Washington Post media critic Erik Wemple published a surprising chat with liberal Post columnists Perry Bacon and David von Drehle. It's surprising because the liberals agreed that Kamala Harris and Tim Walz should submit to interviews with Fox News. Wemple merely asked what approach they should take with Fox.
Bacon replied: "Based on her strategy now, shouldn’t she do an interview at the border with Fox and talk about the border agents she is going to hire? Not just to reach the Fox audience. The coverage of 'Kamala goes to Fox' would reinforce the openness to the other side she is trying to communicate. That would reach center/center-right people who are not Fox watchers."
Von Drehle added: "I think the campaign should make Walz available 24/7 to Fox. He ran for Congress and won in a red district again and again. They have no moves that he hasn’t seen 100 times. And they should put Harris on “Fox & Friends” one time to say that they did. If she can’t handle Steve Doocy, she doesn’t deserve to be president."
Earlier in the chat, Wemple asked about the softball CNN interview with Dana Bash: "Couldn’t Bash, though, have pushed a bit harder on what Harris knew about Biden’s fitness for office and how she viewed his decline over time?"
"Yes. I think there was only one question about Biden’s fitness versus, by my count, four questions on fracking," Bacon replied.
Bacon suggested this line of questioning was exploited while the interview aired on TV: "Harris’s campaign sent out emails during the interview touting the new, more centrist stands she was declaring on CNN, such as promising to not ban fracking and not supporting the Green New Deal. In some ways, Bash played into Harris’s strategy by asking repeatedly about Harris abandoning more liberal positions from 2019. Harris is eager to move to the center. So this seemed like a “tough” interview — Bash kept implying Harris is a flip-flopper — but Harris seems happy to flip to the center/right."
Von Drehle put in two cents: "Harris wants to look like a flip-flopper. 2019 and early 2020 were as far left as the Democratic Party has gone in more than 50 years — all the way back to 1972. Harris got caught up in that madness. She needed to cure that, and the only way to do it is with some flip-flopping."
Bacon was disappointed CNN pushed the "news" that Harris would put a Republican in her cabinet as the big takeaway, which isn't really news at all (Democrats like to put in a token).
Wemple noted Biden and Harris avoiding interviews, that "clearly there’s a theme here, one of circumventing the mainstream media and choosing other methods of getting out your message."

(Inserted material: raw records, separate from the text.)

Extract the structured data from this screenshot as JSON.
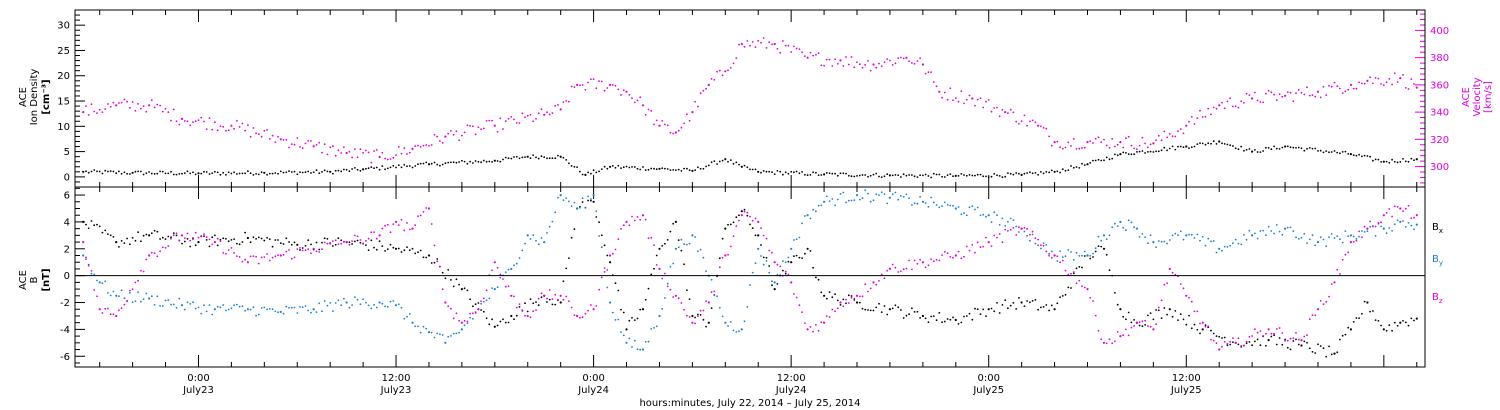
{
  "chart_data": [
    {
      "type": "scatter",
      "panel": "top",
      "ylabel_lines": [
        "ACE",
        "Ion Density",
        "[cm⁻³]"
      ],
      "y2label_lines": [
        "ACE",
        "Velocity",
        "[km/s]"
      ],
      "ylim": [
        -2,
        33
      ],
      "yticks": [
        0,
        5,
        10,
        15,
        20,
        25,
        30
      ],
      "y2lim": [
        285,
        415
      ],
      "y2ticks": [
        300,
        320,
        340,
        360,
        380,
        400
      ],
      "x_range_hours": [
        -7.5,
        74.5
      ],
      "series": [
        {
          "axis": "left",
          "color": "#000000",
          "points": [
            [
              -7,
              1.0
            ],
            [
              -4,
              0.8
            ],
            [
              0,
              0.7
            ],
            [
              4,
              0.8
            ],
            [
              8,
              1.0
            ],
            [
              10,
              1.5
            ],
            [
              14,
              2.5
            ],
            [
              18,
              3.2
            ],
            [
              20,
              4.0
            ],
            [
              22,
              4.0
            ],
            [
              23.5,
              0.4
            ],
            [
              25,
              2.0
            ],
            [
              28,
              1.6
            ],
            [
              30,
              1.2
            ],
            [
              32,
              3.5
            ],
            [
              33,
              2.0
            ],
            [
              34,
              1.0
            ],
            [
              38,
              0.5
            ],
            [
              42,
              0.3
            ],
            [
              46,
              0.2
            ],
            [
              50,
              0.4
            ],
            [
              52,
              1.0
            ],
            [
              54,
              2.5
            ],
            [
              56,
              4.5
            ],
            [
              60,
              6.0
            ],
            [
              62,
              7.0
            ],
            [
              64,
              5.0
            ],
            [
              66,
              6.0
            ],
            [
              70,
              4.5
            ],
            [
              72,
              3.0
            ],
            [
              74,
              3.5
            ]
          ]
        },
        {
          "axis": "right",
          "color": "#e000e0",
          "points": [
            [
              -7,
              340
            ],
            [
              -5,
              345
            ],
            [
              -3,
              345
            ],
            [
              -1,
              335
            ],
            [
              2,
              330
            ],
            [
              5,
              320
            ],
            [
              7,
              315
            ],
            [
              9,
              310
            ],
            [
              11,
              307
            ],
            [
              13,
              313
            ],
            [
              15,
              322
            ],
            [
              18,
              330
            ],
            [
              21,
              338
            ],
            [
              22,
              342
            ],
            [
              23,
              360
            ],
            [
              25,
              360
            ],
            [
              26,
              355
            ],
            [
              27,
              345
            ],
            [
              28,
              330
            ],
            [
              29,
              325
            ],
            [
              30,
              340
            ],
            [
              31,
              360
            ],
            [
              32,
              370
            ],
            [
              33,
              390
            ],
            [
              35,
              390
            ],
            [
              37,
              380
            ],
            [
              39,
              378
            ],
            [
              41,
              375
            ],
            [
              43,
              380
            ],
            [
              44,
              375
            ],
            [
              45,
              355
            ],
            [
              47,
              350
            ],
            [
              49,
              340
            ],
            [
              51,
              330
            ],
            [
              52,
              318
            ],
            [
              54,
              318
            ],
            [
              56,
              318
            ],
            [
              58,
              317
            ],
            [
              60,
              330
            ],
            [
              62,
              345
            ],
            [
              64,
              350
            ],
            [
              66,
              352
            ],
            [
              68,
              355
            ],
            [
              70,
              360
            ],
            [
              71,
              363
            ],
            [
              73,
              365
            ],
            [
              74,
              358
            ]
          ]
        }
      ]
    },
    {
      "type": "scatter",
      "panel": "bottom",
      "ylabel_lines": [
        "ACE",
        "B",
        "[nT]"
      ],
      "ylim": [
        -6.8,
        6.6
      ],
      "yticks": [
        -6,
        -4,
        -2,
        0,
        2,
        4,
        6
      ],
      "zero_line": true,
      "x_range_hours": [
        -7.5,
        74.5
      ],
      "series": [
        {
          "name": "B",
          "sub": "x",
          "color": "#000000",
          "points": [
            [
              -7,
              4.0
            ],
            [
              -5,
              2.5
            ],
            [
              -3,
              3.0
            ],
            [
              0,
              2.5
            ],
            [
              3,
              2.8
            ],
            [
              6,
              2.3
            ],
            [
              9,
              2.5
            ],
            [
              12,
              2.0
            ],
            [
              14,
              1.5
            ],
            [
              16,
              -1.0
            ],
            [
              18,
              -3.8
            ],
            [
              19,
              -3.0
            ],
            [
              21,
              -1.5
            ],
            [
              22,
              -2.0
            ],
            [
              23,
              5.0
            ],
            [
              24,
              5.5
            ],
            [
              25,
              1.0
            ],
            [
              26,
              -4.0
            ],
            [
              27,
              -2.5
            ],
            [
              28,
              2.0
            ],
            [
              29,
              4.0
            ],
            [
              30,
              -3.0
            ],
            [
              31,
              -3.5
            ],
            [
              32,
              3.5
            ],
            [
              33,
              4.8
            ],
            [
              34,
              3.0
            ],
            [
              35,
              -1.0
            ],
            [
              36,
              1.0
            ],
            [
              37,
              2.0
            ],
            [
              38,
              -1.5
            ],
            [
              40,
              -2.0
            ],
            [
              42,
              -2.5
            ],
            [
              44,
              -3.0
            ],
            [
              46,
              -3.3
            ],
            [
              48,
              -2.5
            ],
            [
              50,
              -2.0
            ],
            [
              52,
              -2.5
            ],
            [
              54,
              1.5
            ],
            [
              55,
              2.0
            ],
            [
              56,
              -2.5
            ],
            [
              57,
              -3.5
            ],
            [
              59,
              -2.5
            ],
            [
              61,
              -4.0
            ],
            [
              63,
              -5.0
            ],
            [
              65,
              -4.8
            ],
            [
              67,
              -5.2
            ],
            [
              69,
              -5.8
            ],
            [
              70,
              -4.0
            ],
            [
              71,
              -2.0
            ],
            [
              72,
              -4.0
            ],
            [
              73,
              -3.5
            ],
            [
              74,
              -3.2
            ]
          ]
        },
        {
          "name": "B",
          "sub": "y",
          "color": "#1e7fd6",
          "points": [
            [
              -7,
              1.5
            ],
            [
              -6,
              -0.5
            ],
            [
              -5,
              -1.5
            ],
            [
              -3,
              -1.7
            ],
            [
              -1,
              -2.2
            ],
            [
              1,
              -2.5
            ],
            [
              3,
              -2.5
            ],
            [
              5,
              -2.7
            ],
            [
              7,
              -2.5
            ],
            [
              9,
              -2.0
            ],
            [
              11,
              -2.0
            ],
            [
              12,
              -2.2
            ],
            [
              13,
              -3.5
            ],
            [
              14,
              -4.2
            ],
            [
              15,
              -5.0
            ],
            [
              16,
              -4.0
            ],
            [
              17,
              -2.5
            ],
            [
              18,
              -1.0
            ],
            [
              19,
              0.5
            ],
            [
              20,
              3.0
            ],
            [
              21,
              2.5
            ],
            [
              22,
              6.0
            ],
            [
              23,
              5.0
            ],
            [
              24,
              6.0
            ],
            [
              25,
              -2.0
            ],
            [
              26,
              -5.0
            ],
            [
              27,
              -5.5
            ],
            [
              28,
              -3.0
            ],
            [
              29,
              2.0
            ],
            [
              30,
              3.0
            ],
            [
              31,
              0.0
            ],
            [
              32,
              -3.5
            ],
            [
              33,
              -4.0
            ],
            [
              34,
              2.0
            ],
            [
              35,
              -0.5
            ],
            [
              36,
              2.0
            ],
            [
              37,
              4.5
            ],
            [
              38,
              5.5
            ],
            [
              40,
              6.0
            ],
            [
              42,
              5.8
            ],
            [
              44,
              5.5
            ],
            [
              46,
              5.0
            ],
            [
              48,
              4.5
            ],
            [
              50,
              3.5
            ],
            [
              52,
              1.5
            ],
            [
              54,
              1.5
            ],
            [
              55,
              3.0
            ],
            [
              56,
              4.0
            ],
            [
              57,
              3.5
            ],
            [
              58,
              2.5
            ],
            [
              60,
              3.0
            ],
            [
              62,
              2.0
            ],
            [
              64,
              3.0
            ],
            [
              66,
              3.5
            ],
            [
              68,
              2.5
            ],
            [
              70,
              3.0
            ],
            [
              72,
              3.5
            ],
            [
              73,
              4.0
            ],
            [
              74,
              3.8
            ]
          ]
        },
        {
          "name": "B",
          "sub": "z",
          "color": "#e000e0",
          "points": [
            [
              -7,
              2.5
            ],
            [
              -6,
              -2.5
            ],
            [
              -5,
              -3.0
            ],
            [
              -3,
              1.5
            ],
            [
              -1,
              3.0
            ],
            [
              1,
              2.5
            ],
            [
              3,
              1.0
            ],
            [
              5,
              1.5
            ],
            [
              7,
              2.0
            ],
            [
              9,
              2.5
            ],
            [
              11,
              3.0
            ],
            [
              12,
              4.0
            ],
            [
              13,
              3.5
            ],
            [
              14,
              5.0
            ],
            [
              15,
              -2.0
            ],
            [
              16,
              -3.5
            ],
            [
              17,
              -2.5
            ],
            [
              18,
              1.0
            ],
            [
              19,
              -1.5
            ],
            [
              20,
              -3.0
            ],
            [
              21,
              -1.5
            ],
            [
              22,
              -1.5
            ],
            [
              23,
              -3.0
            ],
            [
              24,
              -2.5
            ],
            [
              25,
              1.5
            ],
            [
              26,
              4.0
            ],
            [
              27,
              4.5
            ],
            [
              28,
              0.5
            ],
            [
              29,
              -1.5
            ],
            [
              30,
              -3.5
            ],
            [
              31,
              -2.0
            ],
            [
              32,
              1.5
            ],
            [
              33,
              4.5
            ],
            [
              34,
              4.0
            ],
            [
              35,
              1.0
            ],
            [
              36,
              -0.5
            ],
            [
              37,
              -4.0
            ],
            [
              38,
              -3.5
            ],
            [
              39,
              -2.0
            ],
            [
              40,
              -1.5
            ],
            [
              41,
              -0.5
            ],
            [
              42,
              0.5
            ],
            [
              44,
              1.0
            ],
            [
              46,
              1.5
            ],
            [
              48,
              2.5
            ],
            [
              50,
              3.5
            ],
            [
              52,
              1.5
            ],
            [
              54,
              -1.0
            ],
            [
              55,
              -5.0
            ],
            [
              56,
              -4.5
            ],
            [
              57,
              -3.5
            ],
            [
              58,
              -4.0
            ],
            [
              59,
              0.5
            ],
            [
              60,
              -1.5
            ],
            [
              61,
              -3.5
            ],
            [
              62,
              -5.5
            ],
            [
              63,
              -5.0
            ],
            [
              65,
              -4.0
            ],
            [
              67,
              -4.8
            ],
            [
              68,
              -2.5
            ],
            [
              69,
              -0.5
            ],
            [
              70,
              2.5
            ],
            [
              71,
              3.5
            ],
            [
              72,
              4.5
            ],
            [
              73,
              5.0
            ],
            [
              74,
              4.5
            ]
          ]
        }
      ]
    }
  ],
  "x_axis": {
    "title": "hours:minutes, July 22, 2014 – July 25, 2014",
    "range_hours": [
      -7.5,
      74.5
    ],
    "major_ticks": [
      {
        "hour": 0,
        "time": "0:00",
        "date": "July23"
      },
      {
        "hour": 12,
        "time": "12:00",
        "date": "July23"
      },
      {
        "hour": 24,
        "time": "0:00",
        "date": "July24"
      },
      {
        "hour": 36,
        "time": "12:00",
        "date": "July24"
      },
      {
        "hour": 48,
        "time": "0:00",
        "date": "July25"
      },
      {
        "hour": 60,
        "time": "12:00",
        "date": "July25"
      }
    ]
  }
}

"I think Harris and Walz got the news media off their backs. They ended a narrative (she won’t take questions) that implied she was afraid or wasn’t smart enough to do that," Bacon said. "I expect (unfortunately) very little engagement with the media from here on out from the Harris campaign. Its strategy is that interviews take them off message. I thought the no-interviews strategy was because of Biden (who is aging and struggles to answer questions). Now, I think this is a new, anti-mainstream media approach from Democrats."